Tokens & Tokenization
How text becomes numbers, pricing, and counting tokens.
Learning objectives
- Define token and why models do not use “words” directly
- Estimate token counts for budgeting
- Relate tokens to API pricing
Tokens are the meter on the pump
Models split text into tokens — chunks that might be a whole word, a syllable, or punctuation. English averages ~4 characters per token, but varies:
| Text | Rough tokens |
|---|---|
Hello | 1 |
workshopco.ca | 3–5 |
| 500-word FAQ page | ~650–750 |
| Full Book 1 chapter pasted in | Thousands — expensive |
Input vs output tokens
APIs bill separately:
- Input tokens — system prompt + conversation history + user message + retrieved docs
- Output tokens — the model’s reply (often cost more per token)

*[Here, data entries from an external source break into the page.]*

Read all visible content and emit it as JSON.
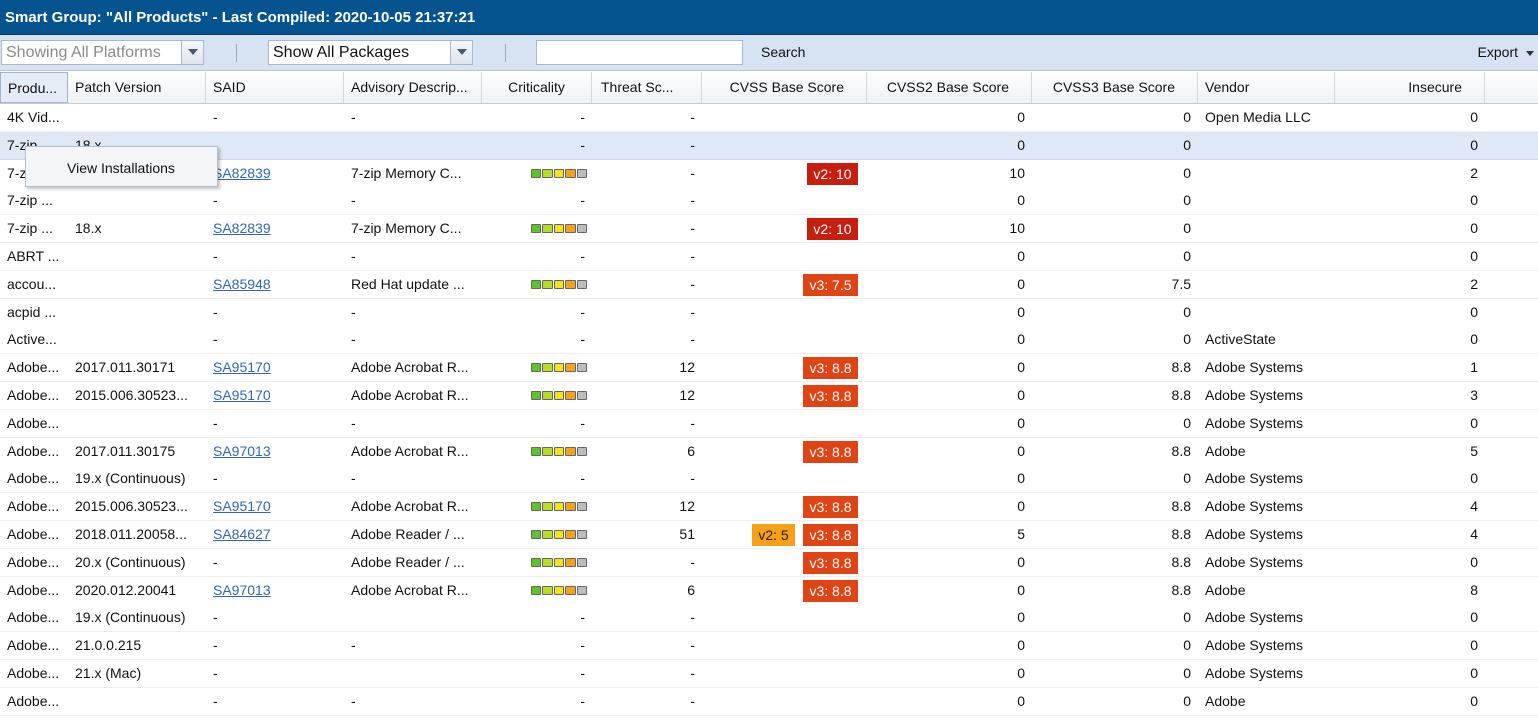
{
  "title": "Smart Group: \"All Products\" - Last Compiled: 2020-10-05 21:37:21",
  "toolbar": {
    "platform": "Showing All Platforms",
    "packages": "Show All Packages",
    "search_value": "",
    "search_label": "Search",
    "export_label": "Export"
  },
  "columns": [
    "Produ...",
    "Patch Version",
    "SAID",
    "Advisory Descrip...",
    "Criticality",
    "Threat Sc...",
    "CVSS Base Score",
    "CVSS2 Base Score",
    "CVSS3 Base Score",
    "Vendor",
    "Insecure"
  ],
  "context_menu": {
    "item": "View Installations"
  },
  "crit_colors": [
    "#5fc32c",
    "#b8dc28",
    "#f4e318",
    "#f6a31a",
    "#bdbdbd"
  ],
  "rows": [
    {
      "product": "4K Vid...",
      "patch": "",
      "said": "-",
      "advisory": "-",
      "crit": "-",
      "threat": "-",
      "cvss": "",
      "cvss2": "0",
      "cvss3": "0",
      "vendor": "Open Media LLC",
      "insecure": "0"
    },
    {
      "product": "7-zip ...",
      "patch": "18.x",
      "said": "",
      "advisory": "",
      "crit": "-",
      "threat": "-",
      "cvss": "",
      "cvss2": "0",
      "cvss3": "0",
      "vendor": "",
      "insecure": "0",
      "selected": true
    },
    {
      "product": "7-zip ...",
      "patch": "",
      "said": "SA82839",
      "advisory": "7-zip Memory C...",
      "crit": "bar",
      "threat": "-",
      "cvss": "v2: 10",
      "cvss_type": "v2",
      "cvss2": "10",
      "cvss3": "0",
      "vendor": "",
      "insecure": "2"
    },
    {
      "product": "7-zip ...",
      "patch": "",
      "said": "-",
      "advisory": "-",
      "crit": "-",
      "threat": "-",
      "cvss": "",
      "cvss2": "0",
      "cvss3": "0",
      "vendor": "",
      "insecure": "0"
    },
    {
      "product": "7-zip ...",
      "patch": "18.x",
      "said": "SA82839",
      "advisory": "7-zip Memory C...",
      "crit": "bar",
      "threat": "-",
      "cvss": "v2: 10",
      "cvss_type": "v2",
      "cvss2": "10",
      "cvss3": "0",
      "vendor": "",
      "insecure": "0"
    },
    {
      "product": "ABRT ...",
      "patch": "",
      "said": "-",
      "advisory": "-",
      "crit": "-",
      "threat": "-",
      "cvss": "",
      "cvss2": "0",
      "cvss3": "0",
      "vendor": "",
      "insecure": "0"
    },
    {
      "product": "accou...",
      "patch": "",
      "said": "SA85948",
      "advisory": "Red Hat update ...",
      "crit": "bar",
      "threat": "-",
      "cvss": "v3: 7.5",
      "cvss_type": "v3",
      "cvss2": "0",
      "cvss3": "7.5",
      "vendor": "",
      "insecure": "2"
    },
    {
      "product": "acpid ...",
      "patch": "",
      "said": "-",
      "advisory": "-",
      "crit": "-",
      "threat": "-",
      "cvss": "",
      "cvss2": "0",
      "cvss3": "0",
      "vendor": "",
      "insecure": "0"
    },
    {
      "product": "Active...",
      "patch": "",
      "said": "-",
      "advisory": "-",
      "crit": "-",
      "threat": "-",
      "cvss": "",
      "cvss2": "0",
      "cvss3": "0",
      "vendor": "ActiveState",
      "insecure": "0"
    },
    {
      "product": "Adobe...",
      "patch": "2017.011.30171",
      "said": "SA95170",
      "advisory": "Adobe Acrobat R...",
      "crit": "bar",
      "threat": "12",
      "cvss": "v3: 8.8",
      "cvss_type": "v3",
      "cvss2": "0",
      "cvss3": "8.8",
      "vendor": "Adobe Systems",
      "insecure": "1"
    },
    {
      "product": "Adobe...",
      "patch": "2015.006.30523...",
      "said": "SA95170",
      "advisory": "Adobe Acrobat R...",
      "crit": "bar",
      "threat": "12",
      "cvss": "v3: 8.8",
      "cvss_type": "v3",
      "cvss2": "0",
      "cvss3": "8.8",
      "vendor": "Adobe Systems",
      "insecure": "3"
    },
    {
      "product": "Adobe...",
      "patch": "",
      "said": "-",
      "advisory": "-",
      "crit": "-",
      "threat": "-",
      "cvss": "",
      "cvss2": "0",
      "cvss3": "0",
      "vendor": "Adobe Systems",
      "insecure": "0"
    },
    {
      "product": "Adobe...",
      "patch": "2017.011.30175",
      "said": "SA97013",
      "advisory": "Adobe Acrobat R...",
      "crit": "bar",
      "threat": "6",
      "cvss": "v3: 8.8",
      "cvss_type": "v3",
      "cvss2": "0",
      "cvss3": "8.8",
      "vendor": "Adobe",
      "insecure": "5"
    },
    {
      "product": "Adobe...",
      "patch": "19.x (Continuous)",
      "said": "-",
      "advisory": "-",
      "crit": "-",
      "threat": "-",
      "cvss": "",
      "cvss2": "0",
      "cvss3": "0",
      "vendor": "Adobe Systems",
      "insecure": "0"
    },
    {
      "product": "Adobe...",
      "patch": "2015.006.30523...",
      "said": "SA95170",
      "advisory": "Adobe Acrobat R...",
      "crit": "bar",
      "threat": "12",
      "cvss": "v3: 8.8",
      "cvss_type": "v3",
      "cvss2": "0",
      "cvss3": "8.8",
      "vendor": "Adobe Systems",
      "insecure": "4"
    },
    {
      "product": "Adobe...",
      "patch": "2018.011.20058...",
      "said": "SA84627",
      "advisory": "Adobe Reader / ...",
      "crit": "bar",
      "threat": "51",
      "cvss": "v3: 8.8",
      "cvss_type": "v3",
      "cvss_extra": "v2: 5",
      "cvss2": "5",
      "cvss3": "8.8",
      "vendor": "Adobe Systems",
      "insecure": "4"
    },
    {
      "product": "Adobe...",
      "patch": "20.x (Continuous)",
      "said": "-",
      "advisory": "Adobe Reader / ...",
      "crit": "bar",
      "threat": "-",
      "cvss": "v3: 8.8",
      "cvss_type": "v3",
      "cvss2": "0",
      "cvss3": "8.8",
      "vendor": "Adobe Systems",
      "insecure": "0"
    },
    {
      "product": "Adobe...",
      "patch": "2020.012.20041",
      "said": "SA97013",
      "advisory": "Adobe Acrobat R...",
      "crit": "bar",
      "threat": "6",
      "cvss": "v3: 8.8",
      "cvss_type": "v3",
      "cvss2": "0",
      "cvss3": "8.8",
      "vendor": "Adobe",
      "insecure": "8"
    },
    {
      "product": "Adobe...",
      "patch": "19.x (Continuous)",
      "said": "-",
      "advisory": "",
      "crit": "-",
      "threat": "-",
      "cvss": "",
      "cvss2": "0",
      "cvss3": "0",
      "vendor": "Adobe Systems",
      "insecure": "0"
    },
    {
      "product": "Adobe...",
      "patch": "21.0.0.215",
      "said": "-",
      "advisory": "-",
      "crit": "-",
      "threat": "-",
      "cvss": "",
      "cvss2": "0",
      "cvss3": "0",
      "vendor": "Adobe Systems",
      "insecure": "0"
    },
    {
      "product": "Adobe...",
      "patch": "21.x (Mac)",
      "said": "-",
      "advisory": "",
      "crit": "-",
      "threat": "-",
      "cvss": "",
      "cvss2": "0",
      "cvss3": "0",
      "vendor": "Adobe Systems",
      "insecure": "0"
    },
    {
      "product": "Adobe...",
      "patch": "",
      "said": "-",
      "advisory": "-",
      "crit": "-",
      "threat": "-",
      "cvss": "",
      "cvss2": "0",
      "cvss3": "0",
      "vendor": "Adobe",
      "insecure": "0"
    }
  ]
}
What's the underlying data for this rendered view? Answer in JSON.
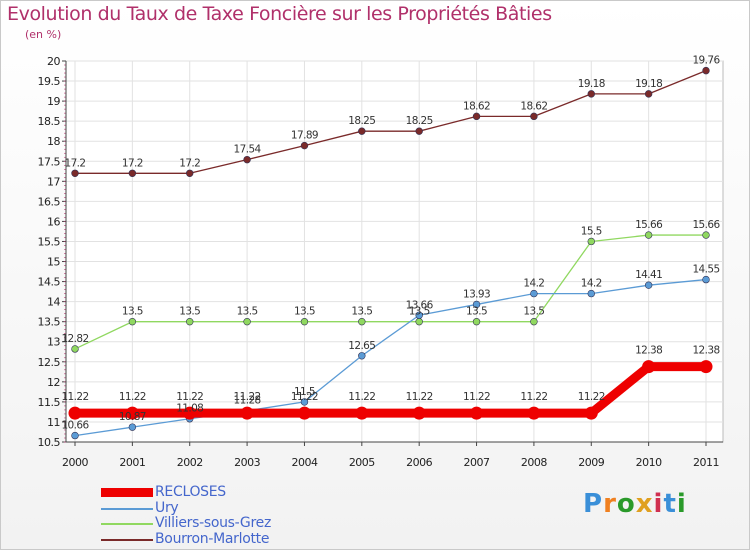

Example pricing shape (illustrative — check vendor):
Input: $0.15 / 1M tokens
Output: $0.60 / 1M tokens
One FAQ reply: 800 input + 200 output ≈ fractions of a cent
1,000 chats/month ≈ still under a few dollars IF prompts stay small
Worked example — Workshop Co. monthly estimate
Assumptions: 200 FAQ chats/month, 1,200 input + 300 output tokens each.
Input: 200 × 1,200 = 240,000 tokens
Output: 200 × 300 = 60,000 tokens
At $0.15 / $0.60 per 1M (illustrative):
Input cost ≈ $0.036
Output cost ≈ $0.036
Total API ≈ $0.07/month + engineering time
Bill spikes when someone pastes entire log files into the chat widget.
- Pasting 50 KB nginx logs → thousands of tokens per message
- Sending full conversation forever → use summarization or window limits
- Repeating huge system prompt every turn → cache prompts where vendor supports it
Try it yourself
Use a tokenizer tool (OpenAI Tokenizer, Hugging Face) on Workshop Co.’s system prompt draft:
“You are Workshop Co.’s FAQ assistant. Answer only from the provided class schedule JSON. Never invent dates. If unsure, say contact support@workshopco.ca.”
Count tokens. Add a 400-token JSON schedule. What is one request total?
Ballpark
System prompt ~45–60 tokens + JSON ~400 + user question ~20 ≈ ~500 input tokens per turn before history.
Quick quiz
Why is code often more token-heavy than prose?
Answer
Symbols, indentation, and rare identifiers split into many tokens; long URLs and base64 explode counts.